UK – The UK’s Debt Management Office has launched a consultation on ultra-long dated government bonds following talks with the pension industry this summer.

The DMO said it has been asked by Chancellor Gordon Brown to consult the market about the possible introduction of around 50-year conventional and index-linked gilts and 50-year annuity type gilts.

The office has published a consultation document looking at the demand for such issues, the benefit to government and investors, issuance design and methods.

“As part of its continuous dialogue with investors, the DMO has already held informal talks this summer with several pension industry participants in order to gauge the size and nature of the industry’s demand for gilts going forward,” the DMO said.

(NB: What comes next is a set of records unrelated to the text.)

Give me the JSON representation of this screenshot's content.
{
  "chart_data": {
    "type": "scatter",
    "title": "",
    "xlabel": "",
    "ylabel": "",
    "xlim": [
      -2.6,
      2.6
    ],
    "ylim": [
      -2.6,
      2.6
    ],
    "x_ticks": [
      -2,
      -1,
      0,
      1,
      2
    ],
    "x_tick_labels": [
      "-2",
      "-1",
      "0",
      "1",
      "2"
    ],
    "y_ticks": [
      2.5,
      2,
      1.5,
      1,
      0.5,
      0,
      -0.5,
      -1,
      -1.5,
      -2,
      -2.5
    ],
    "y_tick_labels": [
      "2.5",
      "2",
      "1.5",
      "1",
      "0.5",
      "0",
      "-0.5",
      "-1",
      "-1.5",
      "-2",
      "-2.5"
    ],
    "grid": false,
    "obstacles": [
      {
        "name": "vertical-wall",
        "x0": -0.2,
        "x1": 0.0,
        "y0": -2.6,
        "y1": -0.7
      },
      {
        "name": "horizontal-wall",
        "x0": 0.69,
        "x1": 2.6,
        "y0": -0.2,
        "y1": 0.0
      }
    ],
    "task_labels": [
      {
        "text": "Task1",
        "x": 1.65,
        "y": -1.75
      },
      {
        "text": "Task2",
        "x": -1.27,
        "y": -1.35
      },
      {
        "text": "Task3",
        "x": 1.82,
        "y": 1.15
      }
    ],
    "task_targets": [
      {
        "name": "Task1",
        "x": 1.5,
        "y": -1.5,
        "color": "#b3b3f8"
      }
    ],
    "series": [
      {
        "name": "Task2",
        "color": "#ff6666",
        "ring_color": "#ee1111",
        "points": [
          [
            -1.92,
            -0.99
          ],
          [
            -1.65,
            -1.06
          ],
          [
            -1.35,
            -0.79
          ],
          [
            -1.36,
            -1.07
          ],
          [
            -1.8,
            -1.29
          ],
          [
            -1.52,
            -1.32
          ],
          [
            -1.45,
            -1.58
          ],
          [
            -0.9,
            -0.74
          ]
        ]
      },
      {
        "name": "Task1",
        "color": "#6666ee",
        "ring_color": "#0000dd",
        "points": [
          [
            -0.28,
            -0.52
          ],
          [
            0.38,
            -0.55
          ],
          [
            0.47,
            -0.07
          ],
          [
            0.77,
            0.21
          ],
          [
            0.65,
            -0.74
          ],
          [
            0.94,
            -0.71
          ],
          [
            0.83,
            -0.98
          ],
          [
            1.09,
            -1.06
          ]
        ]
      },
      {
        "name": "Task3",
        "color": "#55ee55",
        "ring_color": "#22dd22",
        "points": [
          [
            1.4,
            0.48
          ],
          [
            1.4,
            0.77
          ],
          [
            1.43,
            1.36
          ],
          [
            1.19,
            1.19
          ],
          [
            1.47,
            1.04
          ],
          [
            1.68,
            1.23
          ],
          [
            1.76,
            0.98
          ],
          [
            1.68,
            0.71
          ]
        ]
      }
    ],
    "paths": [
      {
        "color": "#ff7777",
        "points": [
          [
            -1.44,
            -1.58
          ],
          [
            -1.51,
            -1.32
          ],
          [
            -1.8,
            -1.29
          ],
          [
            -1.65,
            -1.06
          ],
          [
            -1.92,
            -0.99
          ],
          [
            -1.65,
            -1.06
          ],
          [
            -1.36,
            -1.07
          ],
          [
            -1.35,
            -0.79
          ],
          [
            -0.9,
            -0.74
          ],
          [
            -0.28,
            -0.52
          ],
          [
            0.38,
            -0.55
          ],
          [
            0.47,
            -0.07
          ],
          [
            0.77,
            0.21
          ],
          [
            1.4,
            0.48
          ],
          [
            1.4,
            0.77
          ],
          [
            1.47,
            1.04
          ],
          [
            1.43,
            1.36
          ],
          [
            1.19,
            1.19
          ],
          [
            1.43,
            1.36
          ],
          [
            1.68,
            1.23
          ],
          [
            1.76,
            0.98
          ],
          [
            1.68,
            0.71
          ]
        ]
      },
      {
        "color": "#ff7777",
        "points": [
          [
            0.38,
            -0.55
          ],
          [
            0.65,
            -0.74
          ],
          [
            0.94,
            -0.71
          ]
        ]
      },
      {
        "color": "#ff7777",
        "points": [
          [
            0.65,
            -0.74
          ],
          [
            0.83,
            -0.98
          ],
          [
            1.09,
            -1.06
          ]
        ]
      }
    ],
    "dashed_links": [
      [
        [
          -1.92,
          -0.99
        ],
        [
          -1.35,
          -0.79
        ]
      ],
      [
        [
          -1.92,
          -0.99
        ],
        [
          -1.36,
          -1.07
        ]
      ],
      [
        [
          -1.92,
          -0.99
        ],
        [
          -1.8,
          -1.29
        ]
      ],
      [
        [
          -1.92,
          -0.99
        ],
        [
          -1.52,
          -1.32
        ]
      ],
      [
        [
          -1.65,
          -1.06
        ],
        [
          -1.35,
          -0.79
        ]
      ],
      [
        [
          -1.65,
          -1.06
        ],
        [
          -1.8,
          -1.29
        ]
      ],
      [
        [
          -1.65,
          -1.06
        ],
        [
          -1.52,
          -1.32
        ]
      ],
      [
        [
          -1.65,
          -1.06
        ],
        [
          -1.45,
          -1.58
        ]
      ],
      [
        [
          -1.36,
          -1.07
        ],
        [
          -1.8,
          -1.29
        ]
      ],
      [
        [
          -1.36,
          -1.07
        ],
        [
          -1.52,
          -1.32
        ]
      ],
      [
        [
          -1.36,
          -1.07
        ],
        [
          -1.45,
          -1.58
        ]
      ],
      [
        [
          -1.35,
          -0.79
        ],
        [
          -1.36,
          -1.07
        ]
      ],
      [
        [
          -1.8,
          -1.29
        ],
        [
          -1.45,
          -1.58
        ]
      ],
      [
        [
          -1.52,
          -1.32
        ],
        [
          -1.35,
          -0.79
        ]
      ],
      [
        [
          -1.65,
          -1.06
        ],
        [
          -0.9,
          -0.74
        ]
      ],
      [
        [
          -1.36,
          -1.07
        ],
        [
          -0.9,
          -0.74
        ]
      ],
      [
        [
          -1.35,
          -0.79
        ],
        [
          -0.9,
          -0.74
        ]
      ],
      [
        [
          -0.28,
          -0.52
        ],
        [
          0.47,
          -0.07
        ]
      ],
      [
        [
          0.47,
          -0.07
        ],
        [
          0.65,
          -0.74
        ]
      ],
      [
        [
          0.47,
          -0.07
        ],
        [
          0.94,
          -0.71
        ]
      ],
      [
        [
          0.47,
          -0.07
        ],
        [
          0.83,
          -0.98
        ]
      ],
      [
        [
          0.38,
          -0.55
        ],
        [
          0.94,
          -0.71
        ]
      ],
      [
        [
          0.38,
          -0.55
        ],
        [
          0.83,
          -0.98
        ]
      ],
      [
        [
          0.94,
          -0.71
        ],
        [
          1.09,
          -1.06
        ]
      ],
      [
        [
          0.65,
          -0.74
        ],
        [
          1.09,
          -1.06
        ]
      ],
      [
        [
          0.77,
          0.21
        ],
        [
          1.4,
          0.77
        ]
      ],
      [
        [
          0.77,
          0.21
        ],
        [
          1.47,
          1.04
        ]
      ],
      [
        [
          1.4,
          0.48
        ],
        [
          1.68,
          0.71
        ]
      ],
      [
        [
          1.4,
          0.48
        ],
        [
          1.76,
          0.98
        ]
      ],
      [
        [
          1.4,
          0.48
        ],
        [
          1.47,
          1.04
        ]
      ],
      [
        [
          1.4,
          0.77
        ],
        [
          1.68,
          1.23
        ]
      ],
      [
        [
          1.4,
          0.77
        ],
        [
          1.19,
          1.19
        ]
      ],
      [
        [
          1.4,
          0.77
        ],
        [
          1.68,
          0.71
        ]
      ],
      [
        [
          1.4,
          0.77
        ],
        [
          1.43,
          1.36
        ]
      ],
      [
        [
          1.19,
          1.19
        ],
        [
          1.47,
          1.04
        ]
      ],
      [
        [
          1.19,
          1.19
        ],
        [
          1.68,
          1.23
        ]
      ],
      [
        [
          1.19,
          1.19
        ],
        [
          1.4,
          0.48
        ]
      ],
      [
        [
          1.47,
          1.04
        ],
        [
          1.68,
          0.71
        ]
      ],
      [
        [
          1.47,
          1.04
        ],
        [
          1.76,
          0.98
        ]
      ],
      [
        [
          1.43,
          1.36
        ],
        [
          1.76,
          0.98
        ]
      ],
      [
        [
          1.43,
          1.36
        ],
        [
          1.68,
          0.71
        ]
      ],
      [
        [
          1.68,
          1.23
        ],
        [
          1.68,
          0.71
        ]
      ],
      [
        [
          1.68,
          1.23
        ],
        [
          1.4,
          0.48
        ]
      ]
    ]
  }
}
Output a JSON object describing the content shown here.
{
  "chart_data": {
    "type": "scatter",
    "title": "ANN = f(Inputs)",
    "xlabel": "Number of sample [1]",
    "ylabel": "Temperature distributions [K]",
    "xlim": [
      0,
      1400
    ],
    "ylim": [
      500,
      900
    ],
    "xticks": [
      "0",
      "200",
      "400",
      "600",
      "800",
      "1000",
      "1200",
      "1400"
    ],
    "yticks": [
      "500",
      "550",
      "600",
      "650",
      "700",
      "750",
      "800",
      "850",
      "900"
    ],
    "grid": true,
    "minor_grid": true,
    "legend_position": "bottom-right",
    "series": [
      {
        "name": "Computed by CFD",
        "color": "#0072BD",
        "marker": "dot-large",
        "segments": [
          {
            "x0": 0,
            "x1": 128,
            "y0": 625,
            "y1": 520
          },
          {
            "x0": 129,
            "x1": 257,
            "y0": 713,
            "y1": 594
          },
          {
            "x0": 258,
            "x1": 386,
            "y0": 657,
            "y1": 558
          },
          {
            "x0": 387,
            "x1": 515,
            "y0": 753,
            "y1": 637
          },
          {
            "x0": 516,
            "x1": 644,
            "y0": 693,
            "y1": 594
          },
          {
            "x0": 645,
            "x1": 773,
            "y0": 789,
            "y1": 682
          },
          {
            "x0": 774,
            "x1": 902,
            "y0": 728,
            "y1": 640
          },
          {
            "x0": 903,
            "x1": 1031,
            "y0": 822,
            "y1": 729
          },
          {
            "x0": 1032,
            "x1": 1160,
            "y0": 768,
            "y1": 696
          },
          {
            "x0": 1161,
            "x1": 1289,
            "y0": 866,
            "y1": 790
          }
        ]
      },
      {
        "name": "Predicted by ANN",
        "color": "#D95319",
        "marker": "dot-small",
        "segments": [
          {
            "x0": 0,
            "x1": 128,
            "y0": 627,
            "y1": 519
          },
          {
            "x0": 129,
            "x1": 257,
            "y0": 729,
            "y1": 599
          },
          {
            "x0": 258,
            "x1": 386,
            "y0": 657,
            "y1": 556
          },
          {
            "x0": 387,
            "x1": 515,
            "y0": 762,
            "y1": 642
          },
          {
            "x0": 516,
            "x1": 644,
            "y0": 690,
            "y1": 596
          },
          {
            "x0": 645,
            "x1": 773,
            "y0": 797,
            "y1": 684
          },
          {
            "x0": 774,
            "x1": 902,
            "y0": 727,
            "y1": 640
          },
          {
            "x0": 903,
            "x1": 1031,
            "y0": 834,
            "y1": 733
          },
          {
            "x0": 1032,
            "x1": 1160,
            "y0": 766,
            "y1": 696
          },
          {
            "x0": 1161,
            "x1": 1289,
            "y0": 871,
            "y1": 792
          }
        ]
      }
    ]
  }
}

“These talks suggested that demand for high-quality bonds from the UK pension industry and other investors is likely to increase in the future.”

A DMO spokesman said the office had talks with the National Association of Pension Funds and the Association of British Insurers. “In addition we talked to a number of pension fund managers/advisers/actuaries.” He did not name the schemes and firms.

The DMO said: “There are likely to be several factors at work here; not only demographic trends but also a possible change in risk management practices (i.e. closer matching of assets and liabilities, reflected in a shift from equities to bonds in pension portfolios) and the likelihood that a shift from defined benefit to defined contribution schemes will increase demand for annuities.”

It said that the issuance of so-called ‘longevity’ bonds – suggested by Bank of England governor Mervyn King recently - is not envisaged in 2005-06. But the idea might be revisited later.

Yesterday IPE quoted Ewen Cameron Watt, head of investment strategy and research at Merrill Lynch Investment Managers, as warning that institutions were buying long-dated government and corporate bonds "irrespective of price" due to the change in pension liabilities.